LONDON — European and Asian markets were lower Monday after China said it wouldn't negotiate with the US on trade if the Trump administration continued to threaten higher tariffs.

China published a white paper on Monday attacking what it called the "protectionist practices" and "trade bullyism practices of the US administration," according to the state-run Chinese news service Xinhua.

Beijing said the Trump administration had "abandoned the fundamental norms of mutual respect and equal consultation that guide international relations." Bloomberg reported that the white paper said trade negotiations “cannot be carried out under the threat of tariffs," suggesting talks between the two sides were unlikely.

A fresh round of US tariffs came into force against Chinese goods on Monday. The duties on $200 billion worth of imports took effect just after midnight in Washington. China has promised to respond with tariffs on $60 billion worth of US goods.

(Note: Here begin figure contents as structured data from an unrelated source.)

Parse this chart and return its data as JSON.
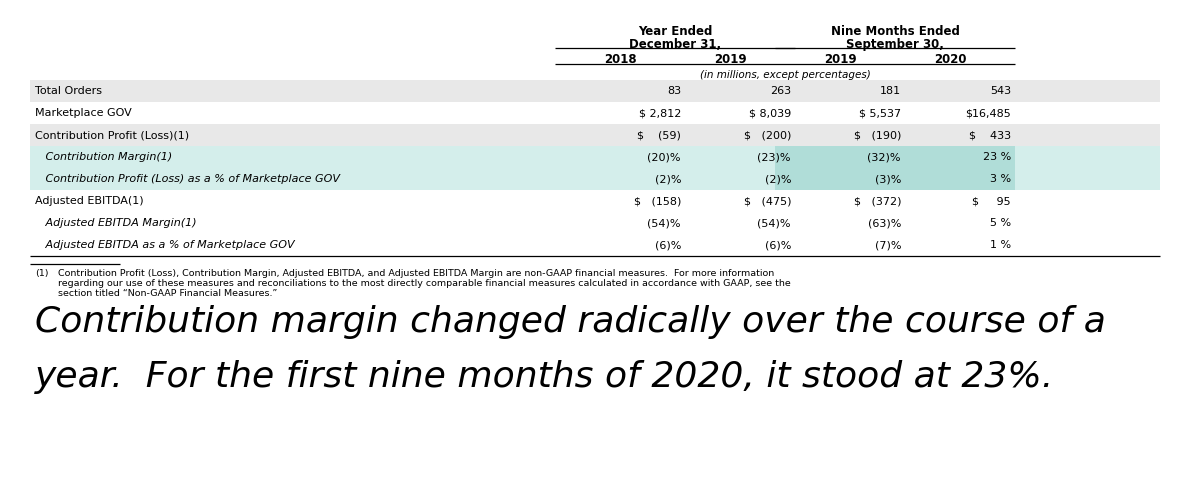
{
  "header1_line1": "Year Ended",
  "header1_line2": "December 31,",
  "header2_line1": "Nine Months Ended",
  "header2_line2": "September 30,",
  "col_years": [
    "2018",
    "2019",
    "2019",
    "2020"
  ],
  "subheader": "(in millions, except percentages)",
  "rows": [
    {
      "label": "Total Orders",
      "indent": 0,
      "italic": false,
      "values": [
        "83",
        "263",
        "181",
        "543"
      ],
      "bg": "#e8e8e8",
      "highlight_cols": []
    },
    {
      "label": "Marketplace GOV",
      "indent": 0,
      "italic": false,
      "values": [
        "$ 2,812",
        "$ 8,039",
        "$ 5,537",
        "$16,485"
      ],
      "bg": "#ffffff",
      "highlight_cols": []
    },
    {
      "label": "Contribution Profit (Loss)(1)",
      "indent": 0,
      "italic": false,
      "values": [
        "$    (59)",
        "$   (200)",
        "$   (190)",
        "$    433"
      ],
      "bg": "#e8e8e8",
      "highlight_cols": []
    },
    {
      "label": "   Contribution Margin(1)",
      "indent": 0,
      "italic": true,
      "values": [
        "(20)%",
        "(23)%",
        "(32)%",
        "23 %"
      ],
      "bg": "#d4eeeb",
      "highlight_cols": [
        2,
        3
      ]
    },
    {
      "label": "   Contribution Profit (Loss) as a % of Marketplace GOV",
      "indent": 0,
      "italic": true,
      "values": [
        "(2)%",
        "(2)%",
        "(3)%",
        "3 %"
      ],
      "bg": "#d4eeeb",
      "highlight_cols": [
        2,
        3
      ]
    },
    {
      "label": "Adjusted EBITDA(1)",
      "indent": 0,
      "italic": false,
      "values": [
        "$   (158)",
        "$   (475)",
        "$   (372)",
        "$     95"
      ],
      "bg": "#ffffff",
      "highlight_cols": []
    },
    {
      "label": "   Adjusted EBITDA Margin(1)",
      "indent": 0,
      "italic": true,
      "values": [
        "(54)%",
        "(54)%",
        "(63)%",
        "5 %"
      ],
      "bg": "#ffffff",
      "highlight_cols": []
    },
    {
      "label": "   Adjusted EBITDA as a % of Marketplace GOV",
      "indent": 0,
      "italic": true,
      "values": [
        "(6)%",
        "(6)%",
        "(7)%",
        "1 %"
      ],
      "bg": "#ffffff",
      "highlight_cols": []
    }
  ],
  "footnote_num": "(1)",
  "footnote_text": "Contribution Profit (Loss), Contribution Margin, Adjusted EBITDA, and Adjusted EBITDA Margin are non-GAAP financial measures.  For more information\nregarding our use of these measures and reconciliations to the most directly comparable financial measures calculated in accordance with GAAP, see the\nsection titled “Non-GAAP Financial Measures.”",
  "annotation_line1": "Contribution margin changed radically over the course of a",
  "annotation_line2": "year.  For the first nine months of 2020, it stood at 23%.",
  "highlight_bg": "#b0ddd8",
  "table_bg_alt": "#e8e8e8"
}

"While these actions seem to be already priced in, investors are becoming increasingly worried that the trade war may enter phase III," Hussein Sayed, the chief market strategist at the trading platform FXTM, said in an email on Monday morning. "With Beijing canceling planned trade talks on Saturday and the US State Department imposing sanctions against China's defense agency, relations between the two largest economies in the world may further deteriorate."

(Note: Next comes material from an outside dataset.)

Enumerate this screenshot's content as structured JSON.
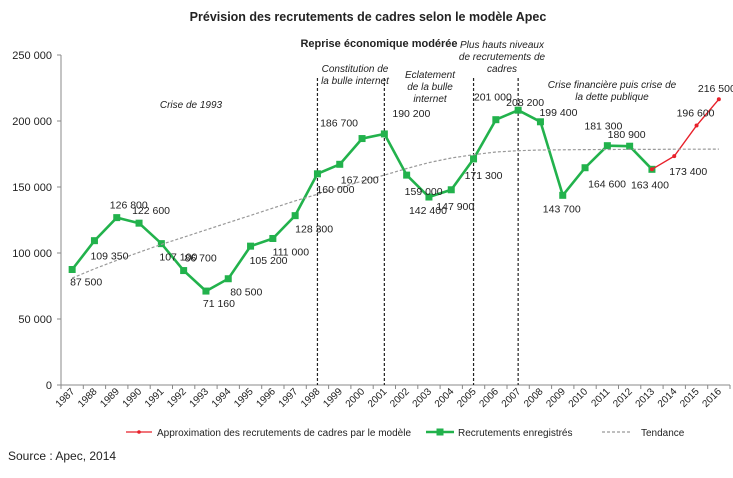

Markets reacted negatively to the most recent developments in the tit-for-tat trade dispute between the US and China. Stock markets in China and Japan were closed for a local holiday on Monday, but Hong Kong's Hang Seng index remained open and was down by 1.66% at 8:30 a.m. BST (3:30 a.m. ET).

Negative sentiment spread to Europe, with stock indexes opening lower there too. Germany's Dax was down by 0.45%, France's CAC 40 was down by 0.25%, and Britain's FTSE 100 was down by 0.17% after about half an hour of trade in Europe.

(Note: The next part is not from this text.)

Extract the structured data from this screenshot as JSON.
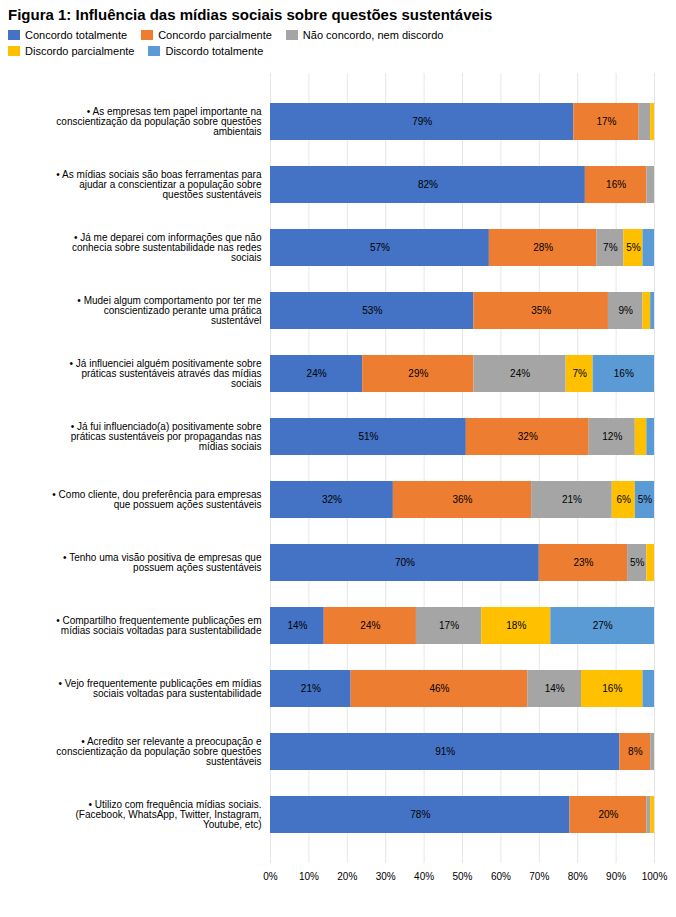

"The implementation of President Trump's tariffs and the Chinese reaction to cancel talks in the face of the US President's decision should force investors to come to grip with reality," Konstantinos Anthis, the head of research at ADSS, said in an email on Monday. "However, whether this will take a meaningful toll on the upwards trend in place or will only trigger a short-term correction remains to be seen."

Separately on Monday, the Australian investment bank Macquarie said that Mexico stood to benefit the most from rising trade tensions between the US and China.